Key takeaways
OpenAI suffered a major setback in ongoing copyright litigation when a federal judge ruled the artificial intelligence company must hand over internal communications about its deletion of massive datasets containing pirated books.
The decision, issued by U.S. District Judge Ona Wang in the Southern District of New York, threatens to expose OpenAI to billions of dollars in potential damages and represents a significant victory for authors and publishers suing the company.
The case centers on two datasets called "Books1" and "Books2" that OpenAI allegedly used to train its ChatGPT language model.
These datasets reportedly contained books from Library Genesis, a pirate library offering free access to copyrighted works.
According to court filings, OpenAI deleted both datasets in 2022, with the company's lawyers stating they were removed "due to their non-use."
Judge rules OpenAI waived attorney-client privilege
In her ruling, Judge Wang determined that OpenAI waived its attorney-client privilege claims by selectively disclosing reasons for deleting the datasets.
"OpenAI has waived privilege by making a moving target of its privilege assertions," Wang wrote in the decision. "OpenAI has gone back and forth on whether 'non-use' as a 'reason' for the deletion of Books1 and Books2 is privileged at all. OpenAI cannot state a 'reason' (which implies it is not privileged) and then later assert that the 'reason' is privileged to avoid discovery."

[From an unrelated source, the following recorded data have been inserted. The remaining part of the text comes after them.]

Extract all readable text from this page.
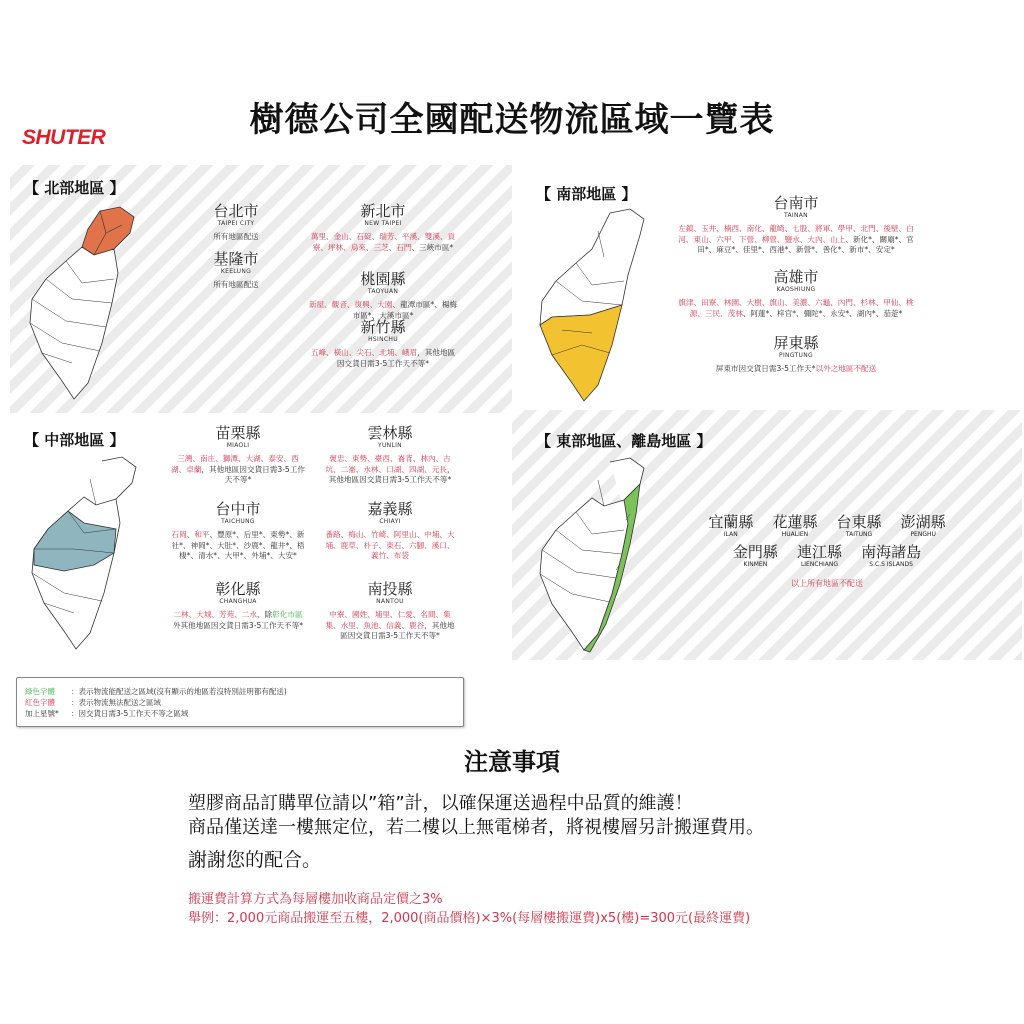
樹德公司全國配送物流區域一覽表
SHUTER
【 北部地區 】
台北市
TAIPEI CITY
所有地區配送
基隆市
KEELUNG
所有地區配送
新北市
NEW TAIPEI
萬里、金山、石碇、瑞芳、平溪、雙溪、貢寮、坪林、烏來、三芝、石門、三峽市區*
桃園縣
TAOYUAN
新屋、觀音、復興、大園、龍潭市區*、楊梅市區*、大溪市區*
新竹縣
HSINCHU
五峰、橫山、尖石、北埔、峨眉，其他地區因交貨日需3-5工作天不等*
【 南部地區 】	台南市
TAINAN
左鎮、玉井、楠西、南化、龍崎、七股、將軍、學甲、北門、後壁、白河、東山、六甲、下營、柳營、鹽水、大內、山上、新化*、關廟*、官田*、麻豆*、佳里*、西港*、新營*、善化*、新市*、安定*
高雄市
KAOSHIUNG
旗津、田寮、林園、大樹、旗山、美濃、六龜、內門、杉林、甲仙、桃源、三民、茂林、阿蓮*、梓官*、彌陀*、永安*、湖內*、茄萣*
屏東縣
PINGTUNG
屏東市因交貨日需3-5工作天*以外之地區不配送
【 中部地區 】	苗栗縣
MIAOLI
三灣、南庄、獅潭、大湖、泰安、西湖、卓蘭，其他地區因交貨日需3-5工作天不等*
雲林縣
YUNLIN
褒忠、東勢、臺西、崙背、林內、古坑、二崙、水林、口湖、四湖、元長，其他地區因交貨日需3-5工作天不等*
台中市
TAICHUNG
石岡、和平、豐原*、后里*、東勢*、新社*、神岡*、大肚*、沙鹿*、龍井*、梧棲*、清水*、大甲*、外埔*、大安*
嘉義縣
CHIAYI
番路、梅山、竹崎、阿里山、中埔、大埔、鹿草、朴子、東石、六腳、溪口、義竹、布袋
彰化縣
CHANGHUA
二林、大城、芳苑、二水、除彰化市區外其他地區因交貨日需3-5工作天不等*
南投縣
NANTOU
中寮、國姓、埔里、仁愛、名間、集集、水里、魚池、信義、鹿谷，其他地區因交貨日需3-5工作天不等*
【 東部地區、離島地區 】
宜蘭縣
ILAN

花蓮縣
HUALIEN

台東縣
TAITUNG

澎湖縣
PENGHU
金門縣
KINMEN

連江縣
LIENCHIANG

南海諸島
S.C.S ISLANDS
以上所有地區不配送
綠色字體	：表示物流能配送之區域(沒有顯示的地區若沒特別註明都有配送)
紅色字體	：表示物流無法配送之區域
加上星號*	：因交貨日需3-5工作天不等之區域
注意事項
塑膠商品訂購單位請以”箱”計，以確保運送過程中品質的維護！
商品僅送達一樓無定位，若二樓以上無電梯者，將視樓層另計搬運費用。
謝謝您的配合。
搬運費計算方式為每層樓加收商品定價之3%
舉例：2,000元商品搬運至五樓，2,000(商品價格)×3%(每層樓搬運費)x5(樓)=300元(最終運費)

The ruling grants authors and publishers access to employee communications, including Slack messages, about the dataset deletion.
OpenAI's in-house legal team will also face depositions about their motivations for removing the data. OpenAI appealed the decision shortly after it was issued, though a separate request for attorney-client communications between OpenAI's legal counsel remains pending.
Billions at stake as willful infringement looms
The implications of Judge Wang's decision extend far beyond standard copyright disputes.
If the disclosed communications reveal that OpenAI knowingly infringed on copyrighted material, the company could face charges of willful infringement.
Under copyright law, willful infringement carries statutory damages of up to $150,000 per work, compared to $750 for standard infringement. With tens of millions of books and articles potentially at issue, the financial exposure could reach into the billions.
David Schultz, a professor at Hamline University, emphasized the significance of accessing attorney communications.
"Finding out what attorneys said or what clients said to attorneys and back and forth probably gives us a lot of evidence regarding state of mind," Schultz said. He added that the disclosure would be an "enormous" blow to OpenAI's defense.
The case follows a similar pattern to Anthropic's settlement with authors in August 2024.
Anthropic, another AI company, agreed to pay $1.5 billion to settle a class action lawsuit after authors accused it of training its Claude language model on pirated books from the same Library Genesis source.
According to court documents, Anthropic cited "inordinate pressure" to avoid a trial that could have resulted in up to $1 trillion in damages.
The consolidated lawsuit involves major publishers and authors
The lawsuit against OpenAI represents a consolidation of multiple copyright cases filed in different federal courts.
The Authors Guild, a professional organization for writers, filed the first case in September 2023, joined by 17 prominent authors including George R.R. Martin, John Grisham, Jonathan Franzen, Jodi Picoult, and Elin Hilderbrand.
The New York Times filed a separate lawsuit in December 2023, accusing OpenAI of using its articles to train chatbots without permission.
In October 2024, U.S. District Judge Sidney Stein, who oversees the consolidated cases, ruled that authors could proceed with claims that ChatGPT's output summaries infringe their copyrights.
Judge Stein found that summaries of works like Martin's "Game of Thrones" series were potentially similar enough to the original books to constitute copyright violation.
The discovery battle over OpenAI's internal communications represents just one aspect of extensive pretrial proceedings.
Authors and publishers have already gained access to some employee Slack messages discussing the dataset deletion, but they continue pushing for broader disclosure of attorney communications and decision-making processes.